Today, I celebrate a quarter of a century on this little rock in space that we call home. I turn 25 in a turbulent moment — antisemitism is on the rise, Australia is on fire, we’ve impeached a corrupt President, and now the United States stands on the brink of war with Iran. We occupy such a small space in the universe, such a tiny moment in its history, yet we wreak havoc on ourselves far beyond our station. Or perhaps it only seems so, given that we have nothing to compare it to.
Sometimes, all the things which are happening in the world today can weigh down on you like a big, heavy rock. It can feel hard to stay motivated to keep fighting. You wonder if maybe you’ve been insufficiently radical, or insufficiently compromising, or if there’s really a point to it all. I wonder a lot if all of the political work I do actually matters, actually moves the needle in a meaningful way. Maybe I should resolve to think more about that in 2020.
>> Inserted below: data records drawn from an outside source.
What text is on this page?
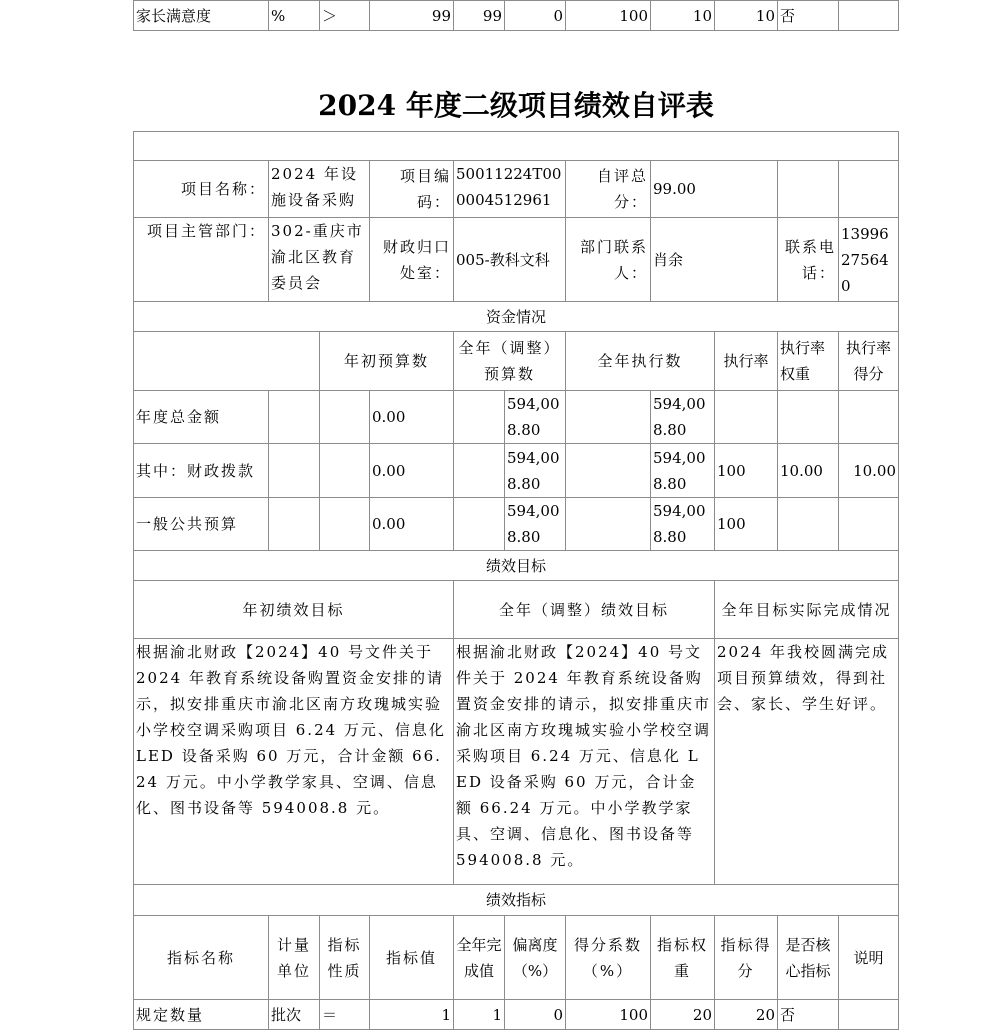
家长满意度	%	＞	99	99	0	100	10	10	否	
2024 年度二级项目绩效自评表

项目名称：	2024 年设施设备采购		项目编码：	50011224T000004512961		自评总分：	99.00			
项目主管部门：	302-重庆市渝北区教育委员会		财政归口处室：	005-教科文科		部门联系人：	肖余		联系电话：	13996275640
资金情况										
		年初预算数		全年（调整）预算数		全年执行数		执行率	执行率权重	执行率得分
年度总金额			0.00		594,008.80		594,008.80			
其中：财政拨款			0.00		594,008.80		594,008.80	100	10.00	10.00
一般公共预算			0.00		594,008.80		594,008.80	100		
绩效目标										
年初绩效目标				全年（调整）绩效目标				全年目标实际完成情况		
根据渝北财政【2024】40 号文件关于 2024 年教育系统设备购置资金安排的请示，拟安排重庆市渝北区南方玫瑰城实验小学校空调采购项目 6.24 万元、信息化 LED 设备采购 60 万元，合计金额 66.24 万元。中小学教学家具、空调、信息化、图书设备等 594008.8 元。				根据渝北财政【2024】40 号文件关于 2024 年教育系统设备购置资金安排的请示，拟安排重庆市渝北区南方玫瑰城实验小学校空调采购项目 6.24 万元、信息化 LED 设备采购 60 万元，合计金额 66.24 万元。中小学教学家具、空调、信息化、图书设备等 594008.8 元。				2024 年我校圆满完成项目预算绩效，得到社会、家长、学生好评。		
绩效指标										
指标名称	计量单位	指标性质	指标值	全年完成值	偏离度（%）	得分系数（%）	指标权重	指标得分	是否核心指标	说明
规定数量	批次	＝	1	1	0	100	20	20	否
And you’re scared: scared about the fact that we’ve passed the point where unprecedented, rapid climate change is inevitable, and hopes to mitigate it are rapidly diminishing. Scared about war with Iran, about the lives that will be lost on both sides. Scared about the election, that our organizing won’t be enough and bigotry will win the day in America again, or that we’ll win but it will be with someone who won’t make meaningful progress on any of the things that need desperately to be fixed.
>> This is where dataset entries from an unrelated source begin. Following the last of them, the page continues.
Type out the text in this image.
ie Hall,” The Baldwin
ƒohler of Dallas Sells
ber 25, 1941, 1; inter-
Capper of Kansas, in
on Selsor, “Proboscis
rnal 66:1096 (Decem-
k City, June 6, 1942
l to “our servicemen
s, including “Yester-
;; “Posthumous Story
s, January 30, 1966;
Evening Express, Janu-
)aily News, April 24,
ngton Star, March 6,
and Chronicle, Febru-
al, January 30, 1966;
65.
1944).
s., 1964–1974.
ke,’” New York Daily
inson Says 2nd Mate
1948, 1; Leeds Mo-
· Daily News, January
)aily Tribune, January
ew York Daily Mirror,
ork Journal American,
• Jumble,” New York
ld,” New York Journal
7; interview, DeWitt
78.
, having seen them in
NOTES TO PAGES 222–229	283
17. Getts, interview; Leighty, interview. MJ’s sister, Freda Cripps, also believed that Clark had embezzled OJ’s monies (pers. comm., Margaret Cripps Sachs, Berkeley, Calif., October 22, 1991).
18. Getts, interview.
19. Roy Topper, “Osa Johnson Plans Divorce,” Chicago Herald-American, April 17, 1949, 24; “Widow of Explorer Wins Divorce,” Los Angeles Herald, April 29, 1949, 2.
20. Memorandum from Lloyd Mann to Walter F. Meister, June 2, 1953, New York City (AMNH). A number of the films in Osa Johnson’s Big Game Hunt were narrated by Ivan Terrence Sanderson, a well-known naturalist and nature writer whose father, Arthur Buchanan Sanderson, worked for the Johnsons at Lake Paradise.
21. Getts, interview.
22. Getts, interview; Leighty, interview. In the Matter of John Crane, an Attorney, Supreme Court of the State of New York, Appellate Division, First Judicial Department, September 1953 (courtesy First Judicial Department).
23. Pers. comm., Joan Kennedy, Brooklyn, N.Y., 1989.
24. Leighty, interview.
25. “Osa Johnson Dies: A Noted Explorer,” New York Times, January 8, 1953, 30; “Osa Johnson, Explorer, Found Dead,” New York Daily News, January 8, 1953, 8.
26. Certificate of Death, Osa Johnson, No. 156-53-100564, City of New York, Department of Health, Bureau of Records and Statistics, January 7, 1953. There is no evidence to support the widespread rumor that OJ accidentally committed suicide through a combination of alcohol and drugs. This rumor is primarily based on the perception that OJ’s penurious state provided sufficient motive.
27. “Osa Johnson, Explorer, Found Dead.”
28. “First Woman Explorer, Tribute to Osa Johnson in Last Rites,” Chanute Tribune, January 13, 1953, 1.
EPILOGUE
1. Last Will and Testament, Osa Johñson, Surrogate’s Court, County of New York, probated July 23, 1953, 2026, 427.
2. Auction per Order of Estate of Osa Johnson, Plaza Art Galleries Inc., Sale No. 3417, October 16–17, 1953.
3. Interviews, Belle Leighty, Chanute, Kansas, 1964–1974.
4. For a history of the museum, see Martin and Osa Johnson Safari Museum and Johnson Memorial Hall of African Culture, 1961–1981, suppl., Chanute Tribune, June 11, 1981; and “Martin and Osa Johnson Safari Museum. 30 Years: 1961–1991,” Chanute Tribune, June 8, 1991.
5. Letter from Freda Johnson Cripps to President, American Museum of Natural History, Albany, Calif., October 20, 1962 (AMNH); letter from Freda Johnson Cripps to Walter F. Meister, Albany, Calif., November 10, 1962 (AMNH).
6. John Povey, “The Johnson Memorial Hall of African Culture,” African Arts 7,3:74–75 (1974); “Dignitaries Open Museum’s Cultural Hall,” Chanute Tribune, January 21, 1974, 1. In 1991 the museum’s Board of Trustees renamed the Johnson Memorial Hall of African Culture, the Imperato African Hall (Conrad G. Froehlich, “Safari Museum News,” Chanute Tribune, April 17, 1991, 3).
It feels weird to celebrate a birthday when there’s so much to be afraid of in the world. I find myself thinking about my mom, who lived in Iran for a little while in the ’70s, just before the revolution. Whenever she tells me stories about that time, she tells me about how like us her neighbors were, how decent, how hospitable. Not all of them were, but not all of them are here, either. The family apparently became quite close with a young couple who lived in the same building. My mom wonders what happened to them — we’ll probably never know.
There’s an “ancient Chinese saying”, a curse really, that as far as we are aware is actually a complete fabrication by the English, invented at some point during the first half of the twentieth century: “may you live in interesting times”. To anyone who ever doubted why that wish would be interpreted as a curse, I invite you to look around. We are living through moments for the history books. I hope we will rise to the challenge, and I hope that, when I celebrate having gone another quarter of a century around the Sun, it will be in a better world.
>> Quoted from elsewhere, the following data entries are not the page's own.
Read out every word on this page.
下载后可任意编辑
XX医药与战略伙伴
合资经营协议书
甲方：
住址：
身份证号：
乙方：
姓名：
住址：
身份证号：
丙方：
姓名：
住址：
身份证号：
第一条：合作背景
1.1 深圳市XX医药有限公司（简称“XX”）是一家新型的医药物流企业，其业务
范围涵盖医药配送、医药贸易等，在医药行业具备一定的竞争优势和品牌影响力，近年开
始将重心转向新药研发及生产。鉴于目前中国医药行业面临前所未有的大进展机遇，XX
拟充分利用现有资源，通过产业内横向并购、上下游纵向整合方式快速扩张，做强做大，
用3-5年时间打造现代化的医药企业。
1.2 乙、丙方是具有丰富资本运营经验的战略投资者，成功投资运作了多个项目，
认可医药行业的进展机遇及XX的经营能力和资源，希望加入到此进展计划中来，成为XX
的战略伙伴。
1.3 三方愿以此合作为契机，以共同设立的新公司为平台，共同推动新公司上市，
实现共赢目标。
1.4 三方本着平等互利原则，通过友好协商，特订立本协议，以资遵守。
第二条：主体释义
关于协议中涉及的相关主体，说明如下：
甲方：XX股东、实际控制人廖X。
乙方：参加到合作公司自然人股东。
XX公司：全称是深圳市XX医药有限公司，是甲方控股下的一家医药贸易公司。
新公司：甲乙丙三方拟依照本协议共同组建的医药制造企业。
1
I guess the point of this post is to say that it’s okay if you’re afraid about the times we live in. I am too. I think anyone who isn’t is probably bluffing or just doesn’t know enough about what’s happening in the world.
I posted a video to Twitter a couple days ago, when Congressman John Lewis announced that he had been diagnosed with cancer. I met him in 2018 at a rally for Kathy Manning, who was running for Congress at the time (and is now doing so again). I could have asked for a selfie or a piece of advice for myself. But I knew that my little sister was studying him and his role in the civil rights movement for a class at the time, so I asked the Congressman if he’d be kind enough to record a short video for her. Of course he was — Congressman Lewis is a deeply kind soul.
I think the words he recorded that day are something we could all stand to hear right now: “Be kind, be hopeful, be optimistic. Never get down. It’s all going to be okay, all going to be alright. We are one people, we are one family. We all live in the same house. Not just the American house, but the world house. I wish you well.”